When the great day came, the meeting with Louis did not take place – the star arrived late and was clutching the first of his browmopping hankies as he was rushed through the players’ tunnel to the stage in the centre of the pitch at Glasgow’s Ibrox stadium while 11,000 fans chanted: “We want Satchmo!”

It was a magical experience nonetheless – and one which my father still vividly remembers 60 years later. “I heard Louis before I could actually see him,” he says, “because we had to wait until the band and the entourage had passed until we were allowed to go to our seats.

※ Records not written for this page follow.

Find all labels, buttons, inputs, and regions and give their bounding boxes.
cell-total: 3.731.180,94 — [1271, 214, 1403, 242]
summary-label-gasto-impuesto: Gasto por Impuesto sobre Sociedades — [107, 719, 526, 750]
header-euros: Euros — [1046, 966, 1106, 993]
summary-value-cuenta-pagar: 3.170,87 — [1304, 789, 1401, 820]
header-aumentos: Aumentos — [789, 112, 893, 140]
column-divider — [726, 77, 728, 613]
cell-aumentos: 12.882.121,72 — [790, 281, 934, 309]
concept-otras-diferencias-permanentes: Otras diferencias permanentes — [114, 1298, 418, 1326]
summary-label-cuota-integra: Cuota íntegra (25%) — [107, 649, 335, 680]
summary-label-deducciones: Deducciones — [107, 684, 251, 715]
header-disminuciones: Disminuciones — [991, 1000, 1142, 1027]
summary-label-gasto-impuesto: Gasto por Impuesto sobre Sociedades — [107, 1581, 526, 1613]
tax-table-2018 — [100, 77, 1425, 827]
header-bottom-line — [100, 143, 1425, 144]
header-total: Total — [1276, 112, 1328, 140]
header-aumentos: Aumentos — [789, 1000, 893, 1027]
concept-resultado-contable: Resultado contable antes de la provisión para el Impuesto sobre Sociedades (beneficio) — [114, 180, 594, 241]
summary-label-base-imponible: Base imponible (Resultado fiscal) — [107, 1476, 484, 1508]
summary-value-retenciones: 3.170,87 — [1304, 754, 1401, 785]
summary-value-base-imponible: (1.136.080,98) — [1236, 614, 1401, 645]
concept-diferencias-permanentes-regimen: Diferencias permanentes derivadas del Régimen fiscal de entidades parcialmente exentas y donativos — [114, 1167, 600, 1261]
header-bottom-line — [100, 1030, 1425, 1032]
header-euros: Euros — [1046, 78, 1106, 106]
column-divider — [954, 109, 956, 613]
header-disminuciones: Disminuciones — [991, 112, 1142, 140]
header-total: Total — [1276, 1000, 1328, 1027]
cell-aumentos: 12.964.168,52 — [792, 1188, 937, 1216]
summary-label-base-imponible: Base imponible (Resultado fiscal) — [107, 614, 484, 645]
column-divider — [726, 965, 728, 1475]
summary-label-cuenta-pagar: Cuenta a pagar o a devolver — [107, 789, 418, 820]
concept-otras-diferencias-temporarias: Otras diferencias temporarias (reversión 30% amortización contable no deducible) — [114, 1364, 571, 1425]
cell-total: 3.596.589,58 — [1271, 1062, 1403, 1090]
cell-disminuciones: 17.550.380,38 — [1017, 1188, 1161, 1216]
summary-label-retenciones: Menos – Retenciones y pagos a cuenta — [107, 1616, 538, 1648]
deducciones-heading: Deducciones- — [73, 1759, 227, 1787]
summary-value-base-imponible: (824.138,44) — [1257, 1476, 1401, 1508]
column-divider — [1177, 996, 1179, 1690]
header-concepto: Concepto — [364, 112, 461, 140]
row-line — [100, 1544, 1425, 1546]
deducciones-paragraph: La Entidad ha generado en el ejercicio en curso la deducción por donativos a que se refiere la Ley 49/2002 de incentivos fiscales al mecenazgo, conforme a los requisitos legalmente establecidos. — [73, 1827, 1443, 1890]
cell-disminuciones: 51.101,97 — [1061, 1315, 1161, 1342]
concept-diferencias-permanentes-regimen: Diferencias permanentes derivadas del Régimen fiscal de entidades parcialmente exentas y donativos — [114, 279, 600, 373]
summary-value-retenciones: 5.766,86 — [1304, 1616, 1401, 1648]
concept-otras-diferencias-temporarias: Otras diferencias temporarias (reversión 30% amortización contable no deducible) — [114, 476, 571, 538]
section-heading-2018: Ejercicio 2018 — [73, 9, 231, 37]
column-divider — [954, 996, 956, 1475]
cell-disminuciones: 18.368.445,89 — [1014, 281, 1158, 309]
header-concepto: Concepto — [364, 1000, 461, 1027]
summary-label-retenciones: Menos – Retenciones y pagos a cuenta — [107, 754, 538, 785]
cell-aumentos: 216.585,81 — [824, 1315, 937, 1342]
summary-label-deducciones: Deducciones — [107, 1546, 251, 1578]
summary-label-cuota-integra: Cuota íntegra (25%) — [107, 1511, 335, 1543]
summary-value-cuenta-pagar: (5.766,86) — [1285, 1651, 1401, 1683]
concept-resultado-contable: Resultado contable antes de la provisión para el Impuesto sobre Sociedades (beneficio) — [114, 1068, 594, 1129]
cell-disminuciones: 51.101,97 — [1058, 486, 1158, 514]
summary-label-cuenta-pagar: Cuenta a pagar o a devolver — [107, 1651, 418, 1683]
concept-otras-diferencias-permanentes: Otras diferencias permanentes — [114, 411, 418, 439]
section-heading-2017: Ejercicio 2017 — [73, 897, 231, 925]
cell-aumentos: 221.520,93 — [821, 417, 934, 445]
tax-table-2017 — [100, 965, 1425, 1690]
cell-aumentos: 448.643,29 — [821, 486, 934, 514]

The sound of his unamplified horn playing When It’s Sleepy Time Down South was unforgettable.”

Up and down the UK, fans did manage to get one-to-one encounters with the great man, however, because he was extremely generous with his time and was genuinely interested in people.

Many musicians like Forrie got to chat with him thanks to his habit of hiring local bands to support him. He would even send them telegrams beforehand, by way of introduction. He told the Express: “That’s how I like it, y’know, because that’s how jazz started – with local bands – just a few boys, same district.”

Judging from the personal scrapbooks of Armstrong, who died in July 1971 aged 69, his visits to the UK in the 1950s and 1960s meant as much to him as they did to his fans.

When, towards the end of his 1956 visit, Humphrey Lyttelton asked if he still had the paper and ping-pong ball crown with which, on behalf of British jazz musicians, he had anointed him “the undisputed King of Jazz”, Satchmo replied: “Of course I have – I had it shipped back home. I’ll always keep that.”